New essay (ii) User Experience: "year" design chaos in the user registry ticket
In the morning, I wanted to register another QQ account for some reason. When I registered, I found an interesting thing, on the user registration page, select "year" as the form option, and select "1895".
Interestingly, do QQ think there are still too few 0.4 billion million users, and I hope the Ancients will also use QQ over there.
(Ha, who can tell me what the verification code is displayed? It seems that QQ not only prevents robot registration, but even human beings are blocked .)
I will stop registering to see how other similar websites do it. Next, I checked happy, everyone, and friends. I don't know. I was shocked by a single query, but all of them were similar.
Why?
Is it true that some people are 114 years old and want to find their school girls on Renren's Internet? 120-year-old people are using QQ to communicate through time and space.
Of course it is impossible. Isn't it because social networking or communication websites don't care about their users?
Apparently not. Whether in the big data era or not, the user age is also a very important reference data for any product.
Besides,The user experience of this drop-down form is very poor. For example, if a person born in 1950 wants to find his own "year", he must keep holding down the mouse and drop it down, so he will miss it a little faster.
We are studying user experience every day. We can see that QQ can directly identify user locations, which is very convenient for users. However, the "year" option seems to have been designed like this for so many years, is there no better solution?
After thinking about it, I want to understand that the problem lies in two aspects:
1. Careless, I think there is nothing to design. Everyone is doing this.
2. They didn't want to understand how to design the "year" item for ease of use.
Well, let me think about who is most sensitive to the user's age. It should be a matchmaking website. I will immediately go to a large-scale matchmaking website.

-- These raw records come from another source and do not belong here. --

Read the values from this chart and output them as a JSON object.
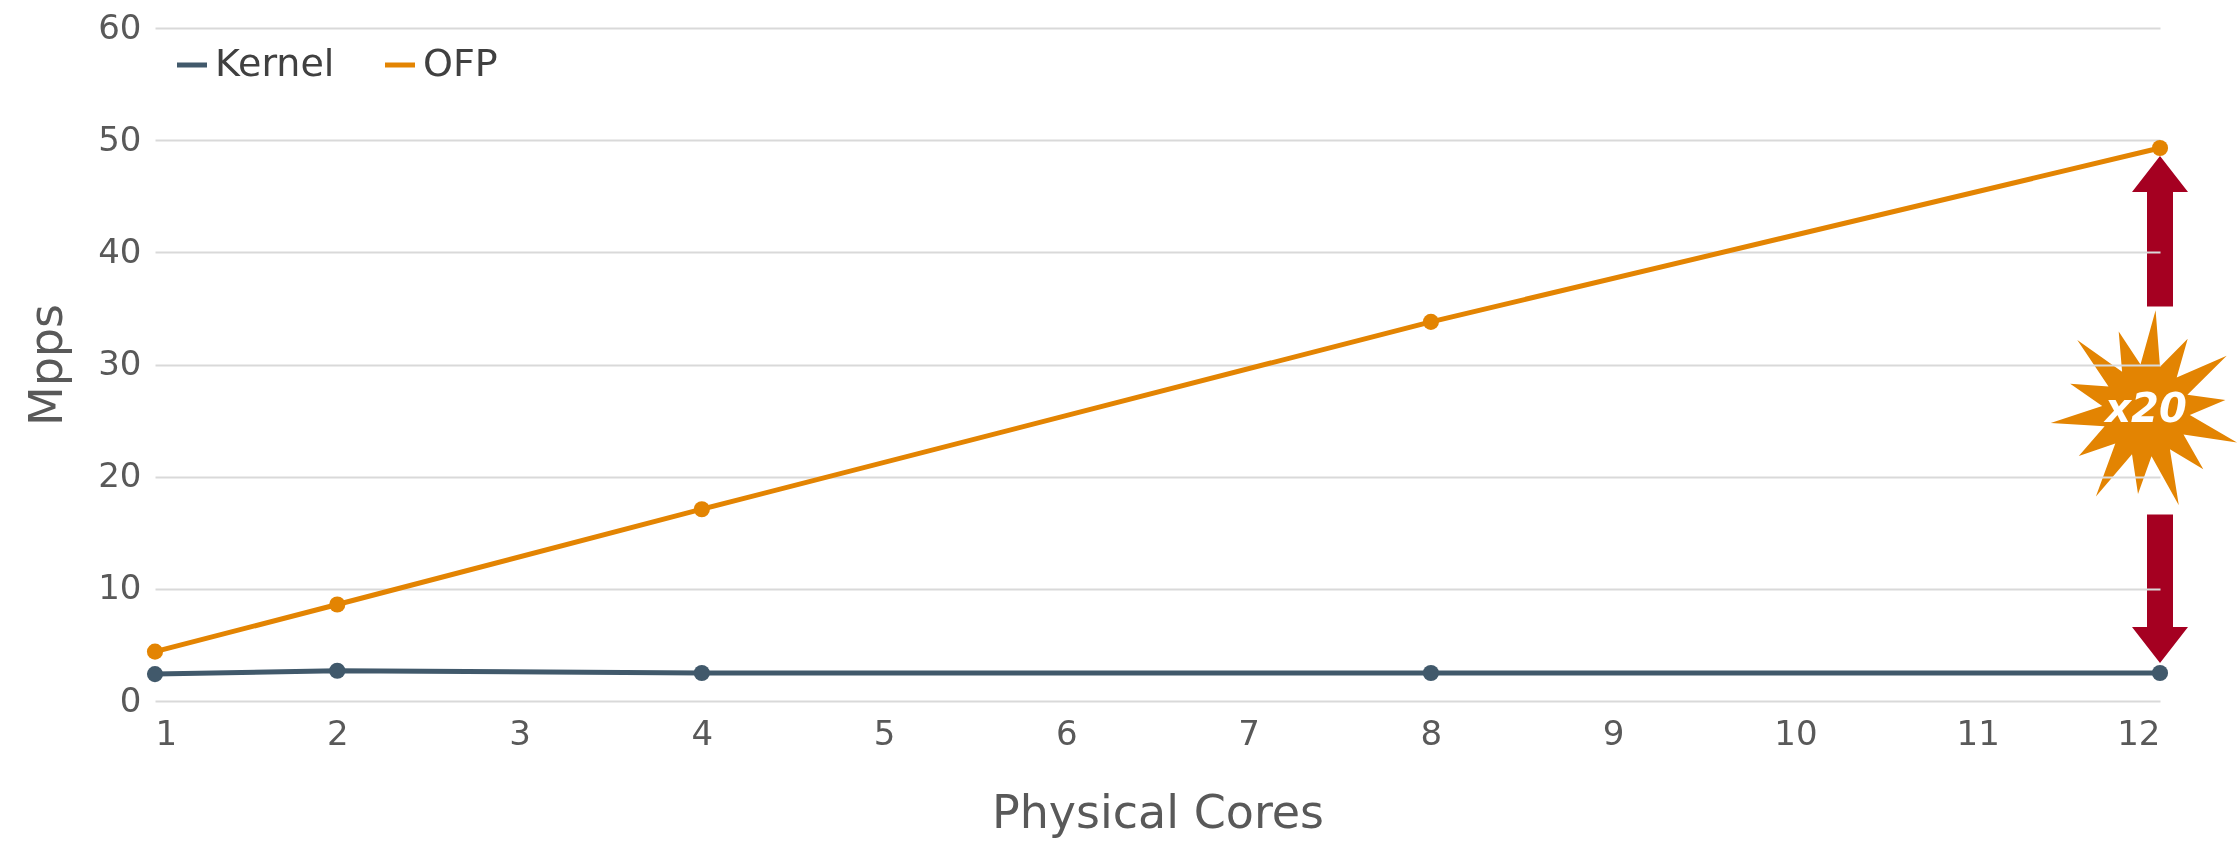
{
  "chart_data": {
    "type": "line",
    "xlabel": "Physical Cores",
    "ylabel": "Mpps",
    "x": [
      1,
      2,
      4,
      8,
      12
    ],
    "series": [
      {
        "name": "Kernel",
        "color": "#41596b",
        "values": [
          2.4,
          2.7,
          2.5,
          2.5,
          2.5
        ]
      },
      {
        "name": "OFP",
        "color": "#e38402",
        "values": [
          4.4,
          8.6,
          17.1,
          33.8,
          49.3
        ]
      }
    ],
    "xlim": [
      1,
      12
    ],
    "xticks": [
      1,
      2,
      3,
      4,
      5,
      6,
      7,
      8,
      9,
      10,
      11,
      12
    ],
    "ylim": [
      0,
      60
    ],
    "yticks": [
      0,
      10,
      20,
      30,
      40,
      50,
      60
    ],
    "grid": "y",
    "legend": "top left",
    "marker": "circle",
    "line_style": "solid",
    "annotations": [
      "x20"
    ]
  }
}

Open the Registry ticket and see the figure below:
Yes, it's that simple. This is the style you need, which is clear, clear, and accurate. The solution is that simple.
Luo hammer said a word: I do not want to win, I am serious.
Wang Jiawei's "a generation of Masters" also repeatedly said that "they do not forget to remember, they will have an echo.
The user experience is actually very simple, that is, it must first conform to common sense, followed by empathy, and then be serious.